I had the same issue several years ago. Fortunately, it only cost me about $50 to learn about resetting the limit switch. This year, the limit switch started tripping every couple of hours, so I pulled it out, looked at it under a magnifying glass to find the part number, did a search and found a replacement. The exact same part number cost $25 from one store (with shipping) and $95 from another, so it pays to shop around.

By the way, if you have a problem with the furnace flame sensor, you can usually clean that with steel wool to remove burnt dust and any oxidation to make it as good as new.

Heather on December 16, 2011:

Thank you so much for your help. I am a single mother with 5 kids and i was really worried this morning when my heat wasn't working. I did not have the funds to call someone. So thank you for all your help I got it going again.

Tony Lawrence (author) from SE MA on November 30, 2011:

I was just talking to someone yesterday who paid $150.00 for someone to push that switch..

Dorea on November 30, 2011:

Thank you thank you thank you. You saved me so much.

R-dawg on November 05, 2011:

LIFESAVER!!!! This was exactly what was wrong with my furnace. Now....if only I had seen this 5 months ago....I would have had air conditioning as well over the summer lol.....thanks for posting the pics as well they helped me locate everything perfectly

Cesar on November 02, 2011:

Thanks for puttin this up, I was Gavin prob all night over this lil limit switch!

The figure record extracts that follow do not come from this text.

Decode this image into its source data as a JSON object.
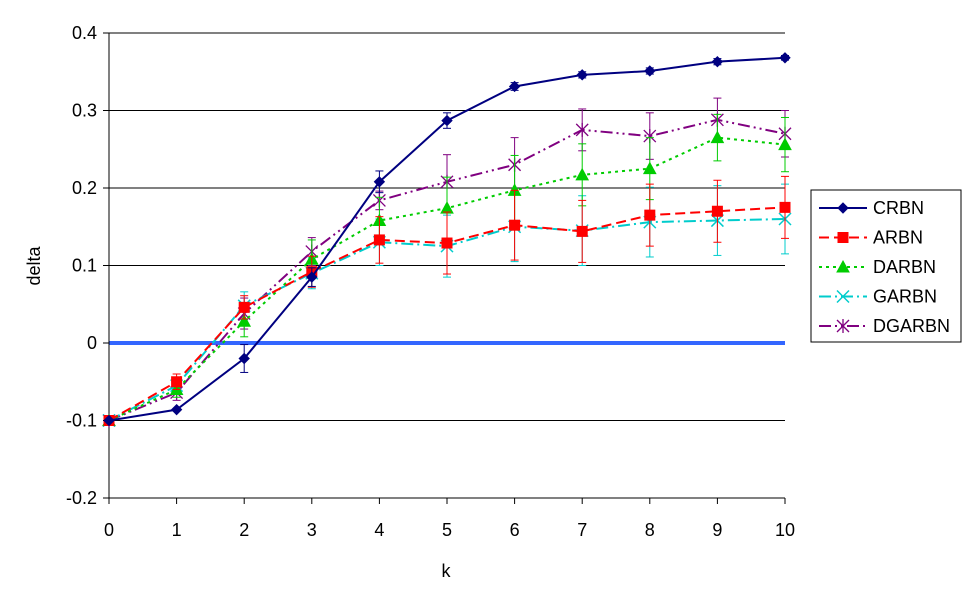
{
  "chart_data": {
    "type": "line",
    "xlabel": "k",
    "ylabel": "delta",
    "x": [
      0,
      1,
      2,
      3,
      4,
      5,
      6,
      7,
      8,
      9,
      10
    ],
    "xlim": [
      0,
      10
    ],
    "ylim": [
      -0.2,
      0.4
    ],
    "x_ticks": [
      "0",
      "1",
      "2",
      "3",
      "4",
      "5",
      "6",
      "7",
      "8",
      "9",
      "10"
    ],
    "y_ticks": [
      "0.4",
      "0.3",
      "0.2",
      "0.1",
      "0",
      "-0.1",
      "-0.2"
    ],
    "grid": "horizontal",
    "legend_position": "right",
    "reference_line": {
      "y": 0,
      "color": "#3366ff"
    },
    "series": [
      {
        "name": "CRBN",
        "color": "#000080",
        "marker": "diamond",
        "dash": "solid",
        "values": [
          -0.1,
          -0.086,
          -0.02,
          0.085,
          0.208,
          0.287,
          0.331,
          0.346,
          0.351,
          0.363,
          0.368
        ],
        "errors": [
          0,
          0,
          0.018,
          0.012,
          0.014,
          0.01,
          0.005,
          0.004,
          0.004,
          0.004,
          0.003
        ]
      },
      {
        "name": "ARBN",
        "color": "#ff0000",
        "marker": "square",
        "dash": "dash",
        "values": [
          -0.1,
          -0.05,
          0.046,
          0.092,
          0.133,
          0.129,
          0.152,
          0.144,
          0.165,
          0.17,
          0.175
        ],
        "errors": [
          0,
          0.01,
          0.015,
          0.02,
          0.03,
          0.04,
          0.045,
          0.04,
          0.04,
          0.04,
          0.04
        ]
      },
      {
        "name": "DARBN",
        "color": "#00cc00",
        "marker": "triangle",
        "dash": "dot",
        "values": [
          -0.1,
          -0.06,
          0.028,
          0.108,
          0.158,
          0.174,
          0.197,
          0.217,
          0.225,
          0.265,
          0.256
        ],
        "errors": [
          0,
          0.01,
          0.02,
          0.025,
          0.03,
          0.04,
          0.045,
          0.04,
          0.04,
          0.03,
          0.035
        ]
      },
      {
        "name": "GARBN",
        "color": "#00cccc",
        "marker": "x",
        "dash": "dashdot",
        "values": [
          -0.1,
          -0.055,
          0.048,
          0.09,
          0.13,
          0.125,
          0.15,
          0.145,
          0.156,
          0.158,
          0.16
        ],
        "errors": [
          0,
          0.01,
          0.018,
          0.02,
          0.03,
          0.04,
          0.045,
          0.045,
          0.045,
          0.045,
          0.045
        ]
      },
      {
        "name": "DGARBN",
        "color": "#800080",
        "marker": "asterisk",
        "dash": "dashdotdot",
        "values": [
          -0.1,
          -0.064,
          0.038,
          0.118,
          0.184,
          0.208,
          0.23,
          0.275,
          0.267,
          0.288,
          0.27
        ],
        "errors": [
          0,
          0.01,
          0.02,
          0.018,
          0.012,
          0.035,
          0.035,
          0.027,
          0.03,
          0.028,
          0.03
        ]
      }
    ]
  }
}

Tony Lawrence (author) from SE MA on October 11, 2011:

I'm so happy that at least a few people have had success here. Far too often people are afraid to even look for simple things like reset switches.

Heather on October 10, 2011:

Thank you soo much you saved me allot of money I couldent afford. Thank you for the pictures and the way you explained it!!!!

Tony Lawrence (author) from SE MA on September 14, 2011:

I'm happy to have saved you from a miserable night, but I can assure you that there were no gods involved :-)

Melissa on September 13, 2011:

thank you so much for the info it was exactly my problem and after thinking I was going to freeze tonight.. you saved the day.. the pictures helped a lot.. the last picture is beside the blower if that helps anyone the little reset button.. Thank god for good people online to share info.

bitty on February 09, 2011:

thank you so very much, i am a single mother, live with my 2 kids, power went out at 1 am, snowing outside waiting for 9 inches, my furnace was lighting 4 times. i was about to call for repair !! I do appreciate this post, God bless your heart ...

Tony Lawrence (author) from SE MA on February 03, 2011:

I'm so happy for you. It cost me $225.00 to learn this!

LeAnn on February 02, 2011:

Thank you! This is exactly what happened to us this morning. Thank goodness you have the same heater I do, it was very easy to figure out what to do.